He sighed. “If it doesn’t, I surrender, Bramble. The Yongala can arbitrate for I don’t think either will settle for less.”

She patted his arm again and went to putter about the workshop, cleaning tools, straightening the storage niches, sweeping up the small accumulation of dust and the large accumulation of cobwebs, enjoying herself, no one to fuss at her for getting in the way, no impatient older brother chasing her out. As she maneuvered the pile of debris toward the door, the floor trembled and sent dust jigging-only a tiny twitch of the mountain, soon over. “Sleep, Slya, Slya sleep,” she sang as she pushed the pile of dust and scraps together again, swept it out the door.

Enjoying the bright crisp morning she stood in the doorway, looking up through the green lace of birch leaves to a sky clear as the water in the creek singing past the workshop. She breathed the cool air, shook the broom and leaned it against the wall, fetched her satchel and went climbing up the creek, hopping from rock to rock, heading for her favorite sunning place where the boulder pushed the creek aside. She could lie there, her head hanging over the edge, and watch the bright fish dart about. Or sit watching her four-foots coming down to drink. When she was sitting still as the stone beneath her even the fawns came down with their mothers and played on the grassy banks.

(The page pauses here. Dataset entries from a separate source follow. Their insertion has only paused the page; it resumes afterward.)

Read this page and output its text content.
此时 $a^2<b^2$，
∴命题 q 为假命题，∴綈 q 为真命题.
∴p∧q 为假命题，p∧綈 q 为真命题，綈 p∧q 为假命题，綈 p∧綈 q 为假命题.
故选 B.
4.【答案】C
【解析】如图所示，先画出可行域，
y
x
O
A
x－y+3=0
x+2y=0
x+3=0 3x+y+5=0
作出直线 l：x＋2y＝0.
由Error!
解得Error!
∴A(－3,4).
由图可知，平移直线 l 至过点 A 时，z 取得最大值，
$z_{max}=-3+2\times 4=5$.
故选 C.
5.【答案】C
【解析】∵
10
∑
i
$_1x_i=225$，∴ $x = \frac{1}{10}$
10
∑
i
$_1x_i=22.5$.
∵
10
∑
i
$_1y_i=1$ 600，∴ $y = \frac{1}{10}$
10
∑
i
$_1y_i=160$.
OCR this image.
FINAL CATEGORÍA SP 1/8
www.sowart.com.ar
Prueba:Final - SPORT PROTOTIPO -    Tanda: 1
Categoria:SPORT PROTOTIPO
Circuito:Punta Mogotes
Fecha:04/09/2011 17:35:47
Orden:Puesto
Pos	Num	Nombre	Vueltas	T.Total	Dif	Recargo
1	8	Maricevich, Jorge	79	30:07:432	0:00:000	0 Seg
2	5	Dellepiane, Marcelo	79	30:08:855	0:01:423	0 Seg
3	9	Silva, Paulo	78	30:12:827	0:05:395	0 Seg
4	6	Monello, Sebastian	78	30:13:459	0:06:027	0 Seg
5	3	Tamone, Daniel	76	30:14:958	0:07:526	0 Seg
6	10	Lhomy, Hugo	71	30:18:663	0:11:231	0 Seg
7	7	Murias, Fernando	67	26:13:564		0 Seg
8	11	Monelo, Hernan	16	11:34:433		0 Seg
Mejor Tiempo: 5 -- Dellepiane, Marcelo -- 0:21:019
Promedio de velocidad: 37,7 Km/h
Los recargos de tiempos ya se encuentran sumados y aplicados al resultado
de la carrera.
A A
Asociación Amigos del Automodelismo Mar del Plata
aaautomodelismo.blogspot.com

On the morning of Arth Slya’s destruction, she sat on the stone and watched bright blue moonfishers darting about in a screaming fight, two after the flapping fish in the talons of a third. It seemed to Brann they always found more delight in stealing from each other than in catching fish for themselves, though to have those thieving fights, some moonfisher had to abandon principle and snag his own fish.

When the fight was over and the triumphant moonfisher flew off with his prize, she dipped up water and splashed it over her face; the sun was starting to get a bit too hot. She moved into the glade where the shadows were cool and the air tangy with cedar, took out her sketch book and waited for the family of coynos that usually showed up about this time.

ON ARTH SLYA’S last day, the mountain twitched and growled and sent rocks sliding and Brann grew afraid, calming her fear with the ritual dance, the sleep song, then went to wash the blackened cedar resin off her hands.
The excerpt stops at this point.